Il n’y avait que les contes que nous lisait l’institutrice qui me faisaient rêver. Je voulais quitter le village, aller en ville, y réussir comme ces princesses des contes, puis revenir, riche et opulente, changer la condition sociale de notre famille. Je dois dire que je n’étais pas très douée à l’école, et je redoublais presque chaque classe. J’avais quatorze ans, et je n’avais pas encore mon diplôme de fin de cycle primaire. C’est alors que je tombai enceinte. Grossesse d’enfant, grossesse honteuse ! Ma fille devint la risée du village; quelque temps après mon accouchement, il fut décidé que j’irais tenter ma chance en ville, à Lagos, où se trouvait le père de ma petite fille. Il m’avait promis monts et merveilles et, quand je fus dans cette immense ville, ce fut un tel dépaysement ! J’y ai mieux vécu que dans mon village. Bien que cinquième femme de son harem, nous avions, ma fille et moi, de quoi vivre assez décemment. Ce que je ne savais pas, c’est que c’était un réseau de prostitution. Les autres femmes de mon homme allaient « travailler » la nuit et moi, je gardais les enfants, dont le mien. Avec le temps, elles m’initièrent au « travail de la rue », comme on l’appelle là-bas. J’ai appris à me faire sexy pour mieux aguicher les hommes. Et quand j’ai commencé à me prostituer, ce fut terrible, j’avais un tel succès que je rapportais à notre homme -notre souteneur, en somme- cinq fois plus que n’importe quelle autre fille.
Mais j’étais physiquement et moralement épuisée. J’étais entrée dans un autre monde, aux valeurs différentes. L’amour-propre, la dignité et la honte n’existaient plus. Quand il fallait se donner du courage pour aller « travailler », l’alcool et les drogues nous transformaient. Je gagnais beaucoup d’argent ; il m’en donnait un peu, et j’envoyais le tout à ma famille au village. Papa, Maman et mon frère faisaient des envieux. Ce que je leur envoyais transformait leur vie. Mon statut de « reine » des prostituées évoluait. Mon jeune âge y jouait un rôle important, car je formais d’autres jeunes femmes que notre homme ramenait. Quant à lui, il devenait très prospère. Il avait construit des hôtels-restaurants dans lesquels nous travaillions aussi comme « hôtesses ».
Au bout de quatre ans, il me proposa d’aller en Europe avec une équipe de filles, pour nous prostituer. Nous sommes arrivées à Besançon il y a quelques années. Nous étions six, et nous avons envahi les rues la nuit. Nous avions, au niveau du « travail », un franc succès.
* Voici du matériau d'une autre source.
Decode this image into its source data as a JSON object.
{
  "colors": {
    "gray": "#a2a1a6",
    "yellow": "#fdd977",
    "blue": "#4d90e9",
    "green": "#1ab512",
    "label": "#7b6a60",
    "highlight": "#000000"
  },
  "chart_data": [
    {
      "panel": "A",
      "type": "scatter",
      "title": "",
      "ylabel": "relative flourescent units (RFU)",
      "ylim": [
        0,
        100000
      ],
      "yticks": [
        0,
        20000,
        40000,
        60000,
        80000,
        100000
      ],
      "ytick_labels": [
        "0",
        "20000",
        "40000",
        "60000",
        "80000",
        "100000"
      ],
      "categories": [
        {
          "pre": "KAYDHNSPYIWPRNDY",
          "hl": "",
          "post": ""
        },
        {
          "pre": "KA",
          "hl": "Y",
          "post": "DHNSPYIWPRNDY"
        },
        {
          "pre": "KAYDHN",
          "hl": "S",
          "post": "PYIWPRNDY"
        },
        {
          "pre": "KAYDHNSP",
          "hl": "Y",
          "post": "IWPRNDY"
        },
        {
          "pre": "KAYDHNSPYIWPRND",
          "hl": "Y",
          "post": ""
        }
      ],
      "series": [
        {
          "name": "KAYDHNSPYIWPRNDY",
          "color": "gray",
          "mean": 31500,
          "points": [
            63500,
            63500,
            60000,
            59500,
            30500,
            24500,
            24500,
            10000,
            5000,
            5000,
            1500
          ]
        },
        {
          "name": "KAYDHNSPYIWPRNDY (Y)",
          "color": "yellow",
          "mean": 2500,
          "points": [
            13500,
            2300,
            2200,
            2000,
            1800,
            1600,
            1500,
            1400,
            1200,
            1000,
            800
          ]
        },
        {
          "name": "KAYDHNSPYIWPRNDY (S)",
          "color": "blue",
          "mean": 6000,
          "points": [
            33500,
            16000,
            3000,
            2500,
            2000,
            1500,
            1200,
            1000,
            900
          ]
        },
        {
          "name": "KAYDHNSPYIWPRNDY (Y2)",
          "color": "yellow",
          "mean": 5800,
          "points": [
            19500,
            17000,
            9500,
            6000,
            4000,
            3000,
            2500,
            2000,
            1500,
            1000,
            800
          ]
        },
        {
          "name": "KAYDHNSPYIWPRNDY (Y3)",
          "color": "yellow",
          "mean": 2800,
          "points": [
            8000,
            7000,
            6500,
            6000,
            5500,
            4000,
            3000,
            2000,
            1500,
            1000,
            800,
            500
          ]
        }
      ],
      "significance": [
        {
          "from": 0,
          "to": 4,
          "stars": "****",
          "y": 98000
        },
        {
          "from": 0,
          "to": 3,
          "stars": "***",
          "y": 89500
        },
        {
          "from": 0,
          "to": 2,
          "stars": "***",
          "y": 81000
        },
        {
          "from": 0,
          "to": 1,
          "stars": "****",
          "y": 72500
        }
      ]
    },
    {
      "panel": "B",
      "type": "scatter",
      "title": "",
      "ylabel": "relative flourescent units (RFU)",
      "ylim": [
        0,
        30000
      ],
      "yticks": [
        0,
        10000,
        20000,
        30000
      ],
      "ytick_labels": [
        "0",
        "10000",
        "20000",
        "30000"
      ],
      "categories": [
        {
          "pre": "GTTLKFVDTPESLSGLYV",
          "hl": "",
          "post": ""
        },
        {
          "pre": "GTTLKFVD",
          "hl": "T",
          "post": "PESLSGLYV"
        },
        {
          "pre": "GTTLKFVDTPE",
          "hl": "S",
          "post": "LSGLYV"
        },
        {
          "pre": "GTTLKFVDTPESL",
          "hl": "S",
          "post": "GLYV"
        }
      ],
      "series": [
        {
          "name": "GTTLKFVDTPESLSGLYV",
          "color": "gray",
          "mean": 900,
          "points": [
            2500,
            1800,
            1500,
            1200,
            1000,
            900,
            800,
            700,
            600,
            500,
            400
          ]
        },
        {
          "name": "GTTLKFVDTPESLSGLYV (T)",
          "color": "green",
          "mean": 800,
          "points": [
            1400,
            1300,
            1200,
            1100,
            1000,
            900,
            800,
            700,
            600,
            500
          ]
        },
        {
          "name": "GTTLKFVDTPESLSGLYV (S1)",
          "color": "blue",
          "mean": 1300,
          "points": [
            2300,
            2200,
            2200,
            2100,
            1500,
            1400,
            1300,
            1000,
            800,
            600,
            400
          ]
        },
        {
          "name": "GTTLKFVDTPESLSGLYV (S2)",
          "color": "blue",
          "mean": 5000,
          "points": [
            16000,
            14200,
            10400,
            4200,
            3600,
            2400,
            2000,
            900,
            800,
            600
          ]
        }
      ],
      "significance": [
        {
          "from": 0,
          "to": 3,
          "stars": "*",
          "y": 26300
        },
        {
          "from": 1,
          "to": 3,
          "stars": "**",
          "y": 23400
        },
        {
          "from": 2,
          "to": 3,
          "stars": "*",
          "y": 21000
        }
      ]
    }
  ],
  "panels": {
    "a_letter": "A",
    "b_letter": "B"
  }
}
Nous étions une nouveauté exotique pour nos clients, et nous cassions les prix. Le prix de nos « prestations » variait de 50 à 20 euros selon les « clients ». Les week-ends, nous allions dans les foyers de travailleurs, frappant aux portes des résidents et proposant nos services. J’étais la chef, et je récoltais le gain des filles que j’envoyais à notre homme. J’avais une vie matérielle assez aisée. Au pays, ma fille et mes parents vivaient décemment. Mais je ne pouvais leur dire le vrai métier que je faisais. Une fois par mois, ils venaient en ville, toucher leur mandat ; je leur parlais au téléphone.
Nous sommes entrées en France, les filles et moi, avec des visas de tourisme d’un mois. Puis nous avons demandé l’asile politique, racontant des histoires qui ne tenaient pas la route. En attendant les réponses négatives et les différents recours, nous avions des « papiers ». Mais nous étions fichées par la police…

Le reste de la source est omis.